Mar 31, 2006

The making of "Poli - an experiment blended with creativity "

Decided to make Poli (Obbattu in Kannada) on the occasion of Ugadi. I placed the recipe book on top of the microwave and started the process. The first line in the recipe said "Soak the bengal gram dhal for some time". I've been cooking for the past three years but I can never remember that Bengal gram dhal is kadalaparuppu. A few minutes went off in looking at the index and confirming that it was indeed kadalaparuppu. Next question came immediately to my mind - What is "some time"? How many hours do I need to soak the dhal? I decided "Let it soak for one hour".

Next came the big challenge. The second line was "Take maida or white wheat flour and make it into a smooth dough". Good, I have an option to choose since I didn't have maida at home. I took the wheat flour but it wasn't pure white. Forget it, so what if the colour doesn't match the exact requirements? I made a smooth dough but it became a bit soggy. So I had to allow the dough to soak for a while so that the moisture gets absorbed. Anyway, I had to wait till the dhal gets soaked.

The next one hour was filled with anxiety and a hint of tension. This happens whenever I try a new, complicated dish. Blog hopping came to my rescue for that crucial one hour. I returned back to see the dhal well soaked but the wheat dough was still soggy. I had to do some patching to bring it to a consistent, non-sticky state by adding some more wheat flour. Then I started boiling the dhal and within 10 minutes, it got cooked well. Meanwhile, I broke the jaggery into pieces and took a cup of shredded coconut. Next the dhal had to be ground to a coarse paste. I was skeptical to add water while grinding. What if it turns to a liquid consistency? I had a backup plan that if turns that way, I can convert it to a payasam (kheer). Thankfully, the dhal was in a semi-solid state after grinding.

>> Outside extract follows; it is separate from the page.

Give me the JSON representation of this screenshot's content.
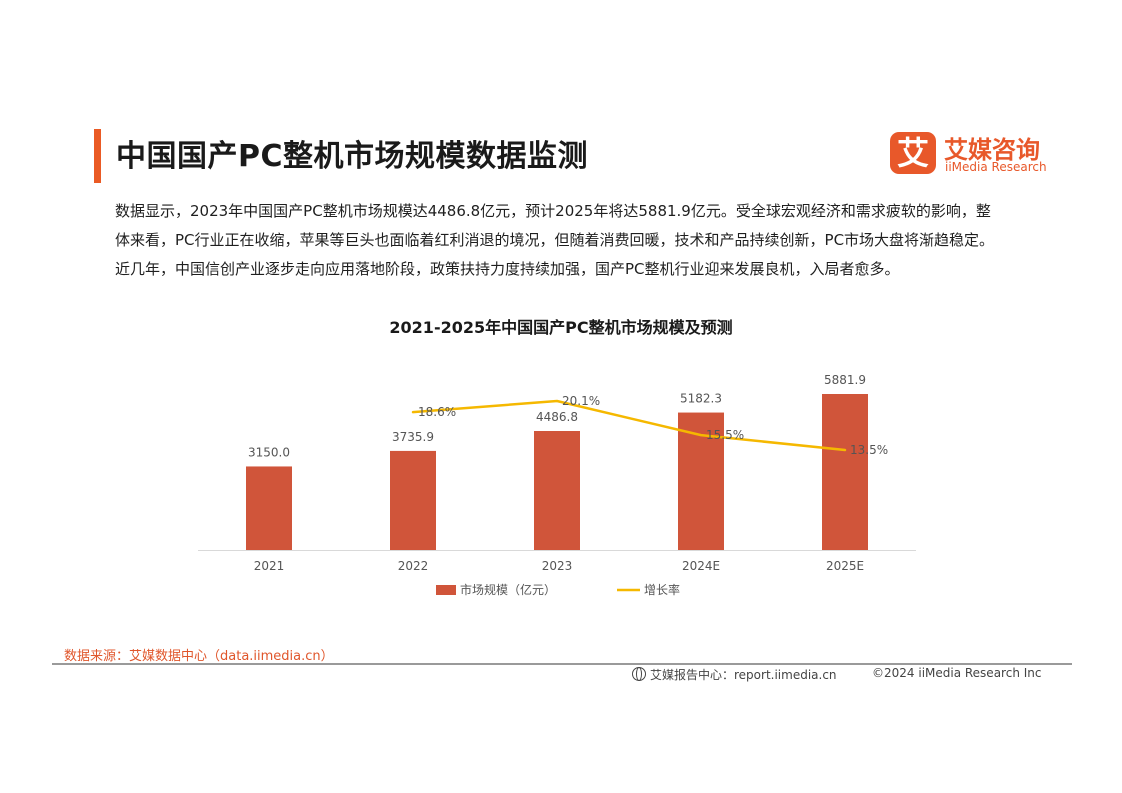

Next comes the interesting and tough task - melt the jaggery. Initially it started to stick and hence I added a little water. My hands were paining a bit when I was stirring the jaggery continuously. Then the dhal and coconut gave company to the melting jaggery. The aroma of this combo was mesmerizing and my taste buds got activated. Even after 15 minutes of continuous stirring, the mixture didn't come to a consistency by which I can make small balls out of it. Another 15 minutes passed with a good amount of doubt and anxiety occupying my senses.

I looked at the clock and it was already 12.30. Oh my god, I still haven't prepared any dish for lunch. A short pause was indeed needed to let the jaggery mixture cool down. Multitasking and multiprocessing enabled me to complete the lunch dishes in 90 minutes, Multitasking wherein I was making sambhar and rasam in parallel, multiprocessing wherein my hubby was helping me with cutting vegetables :-)

I came back to the poli ingredients and started to make balls with the wheat dough. I could feel the stickiness in my hands. "No problem, add some more flour", instructed my brain. The actual execution steps began.

(1) I made a small chapati out of a dough ball. Yippee, it didn't stick to the plate.
(2) I placed a small ball of the jaggery mixture and rolled it.
(3) Praying to God, I started making chapati again out of the now-increased-in-size ball. Oops, it started to stick and I couldn't take it out.

I took another ball, same steps, same result. I was feeling damn hungry by then. I realized that this is not going to work out. I followed steps (1) and (2) but instead of making a big chappati, I made into a shape of kozhukkatai (semi circular shaped with jaggery filling) and fried it.

Thank goodness, the wheat dough was little in quantity and the jaggery mixture was more. I was able to make 5 kozhukkatais and the rest of the jaggery mixture into a yummy payasam. The time was 2:30 and we tasted my poli-turned-into-a-kozhukkatai-and-payasam with lunch. It wasn't tasting that bad after all the effort that had gone into it's making.

My landlord brought us a couple of Polis from his house. I was comparing my version with that. How different world is and how different cuisines are?